What was the percentage of fool's gold in the original sample?

Homework Equations

volume * concentration = mol
mass/Molecular formula = mol

The Attempt at a Solution

I am at an almost complete loss whether I should find the number of moles of iron dissolved or write a chemical equation between the iron and the nitric acid, any help would be greatly appreciated and I know this may be annoyingly easy to most of you but we have to start somewhere right? Thanks for the help in advance.

 

[Borek]

The only reaction that matters is the one between Fe(II) and permanganate. Assuming all iron has been dissolved, number of moles of iron doesn't depend on the dissolution reaction.

 

[thejosh]

So I should write the chemical equation for the reaction between Fe(ii) and permanganate then find the number of moles of iron using it and the titration volume? but what is the weighed amount all about ? Is it the Copper and Iron without the silicon?

 

[Borek]

Does silica and gold (if any present) dissolve in the nitric acid?

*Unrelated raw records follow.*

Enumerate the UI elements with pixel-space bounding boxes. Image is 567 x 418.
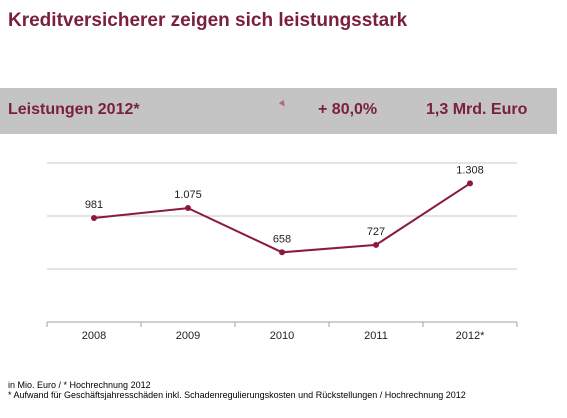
chart-grid (47, 162, 517, 270)
data-point-2010 (279, 249, 285, 256)
banner-label: Leistungen 2012* (8, 101, 140, 118)
x-tick-label-3: 2011 (364, 330, 388, 342)
data-points (91, 180, 473, 256)
x-tick-label-1: 2009 (176, 330, 200, 342)
summary-banner: Leistungen 2012* + 80,0% 1,3 Mrd. Euro (0, 88, 557, 134)
data-label-2012*: 1.308 (456, 164, 484, 176)
footnote-unit: in Mio. Euro / * Hochrechnung 2012 (8, 380, 151, 390)
data-label-2011: 727 (367, 226, 385, 238)
x-tick-label-0: 2008 (82, 330, 106, 342)
page-title: Kreditversicherer zeigen sich leistungss… (8, 10, 408, 31)
x-tick-labels: 2008 2009 2010 2011 2012* (82, 330, 485, 342)
data-labels: 981 1.075 658 727 1.308 (85, 164, 484, 245)
banner-change: + 80,0% (318, 101, 378, 118)
data-point-2012* (467, 180, 473, 187)
data-point-2008 (91, 215, 97, 222)
data-point-2009 (185, 205, 191, 212)
x-tick-label-2: 2010 (270, 330, 294, 342)
data-label-2009: 1.075 (174, 189, 202, 201)
footnote-definition: * Aufwand für Geschäftsjahresschäden ink… (8, 390, 466, 400)
data-label-2008: 981 (85, 199, 103, 211)
banner-amount: 1,3 Mrd. Euro (426, 101, 528, 118)
x-tick-label-4: 2012* (456, 330, 485, 342)
data-point-2011 (373, 241, 379, 248)
x-axis (46, 321, 518, 327)
data-label-2010: 658 (273, 233, 291, 245)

Or, to put it differently: what was dissolved?

 

[thejosh]

I guess the copper and iron was dissolved but copper isn't mentioned in the reaction with potassium permanganate. To get this straight copper and iron were dissolved but gold and silicon wasn't, the gold and silicon is then filtered and the filtrate( which consists of copper and iron) is reacted with potassium permanganate(25ml). So you're supposed to calculate the number of moles of iron from the residue mass and the reacted potassium permanganate then you use this to calculate the total mass of fool's gold then you use this as the percentage of the whole thing, am I at least in the right direction?

 

[Borek]

Sorry, on the second read (I just skimmed at first) I realized there is either a trap here, or you have not posted the whole question.

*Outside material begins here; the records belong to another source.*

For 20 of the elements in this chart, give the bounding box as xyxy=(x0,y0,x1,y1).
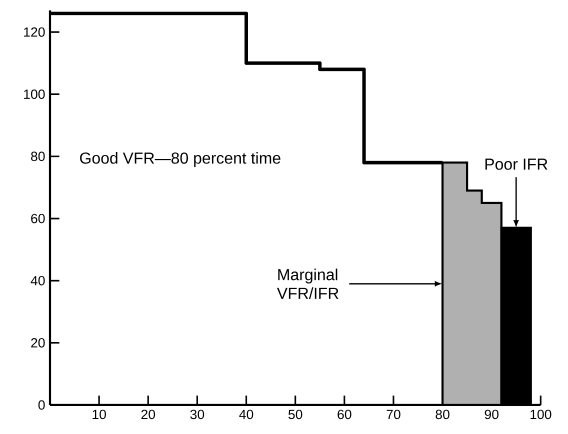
y-tick-label: 40 xyxy=(30,276,45,286)
x-tick-label: 10 xyxy=(92,410,106,420)
y-tick-label: 60 xyxy=(31,214,45,224)
annotation: Poor IFR xyxy=(485,158,548,170)
x-tick-label: 80 xyxy=(436,410,450,420)
annotation: Good VFR—80 percent time xyxy=(80,152,280,167)
x-tick-label: 40 xyxy=(239,410,254,420)
x-tick-label: 100 xyxy=(530,410,552,420)
annotation: Marginal VFR/IFR xyxy=(277,268,338,299)
y-tick-label: 100 xyxy=(24,90,45,99)
x-tick-label: 50 xyxy=(288,410,302,420)
x-tick-label: 20 xyxy=(141,410,156,420)
x-tick-label: 30 xyxy=(190,410,204,420)
y-tick-label: 20 xyxy=(31,338,45,348)
y-tick-label: 0 xyxy=(38,400,45,410)
y-tick-label: 80 xyxy=(31,152,45,162)
x-tick-label: 90 xyxy=(484,410,498,420)
x-tick-label: 70 xyxy=(386,410,400,420)
x-tick-label: 60 xyxy=(338,410,352,420)
y-tick-label: 120 xyxy=(24,27,45,37)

If the volume of the titrant is not given (which is the part I missed), can you calculate amount of the iron?

But: if you assume as I suggested, that ONLY chalcopiryte got dissolved, don't you have enough information to calculate its mass?

 

[thejosh]

I feel so embarrased,:
Peter repeated the titration three times and obtained the following titre volumes using 3.8g /dm3 potassium permanganate solution: 32, 32.05, 31.95 ml
I didn't read this part as it was sandwiched at the bottom of the paper near other questions, my apologies

 

[Borek]

Now I am getting lost as well, as the mass of the fools gold I get from the titration is different than the mass difference of the sample before and after the dissolution. That suggests something else what dissolved as well, but I have no idea what.

Two things you can do easily:
a. calculate mass of what was dissolved in the nitric acid
b. calculate amount of iron present (and use it to calculate mass of the chalcopyrite - you don't need mass of copper nor sulfur for that, just think how many moles of CuFeS₂ contain calculated number of moles of iron).

If the chalcopyrite were the only thing dissolved, these numbers should be identical. As far as I can tell they are not.

 

[thejosh]

I'll look into it and see what I come up with.

 

[thejosh]

I still have not found a plausible solution

 

[Borek]

I have a feeling something is wrong with the problem.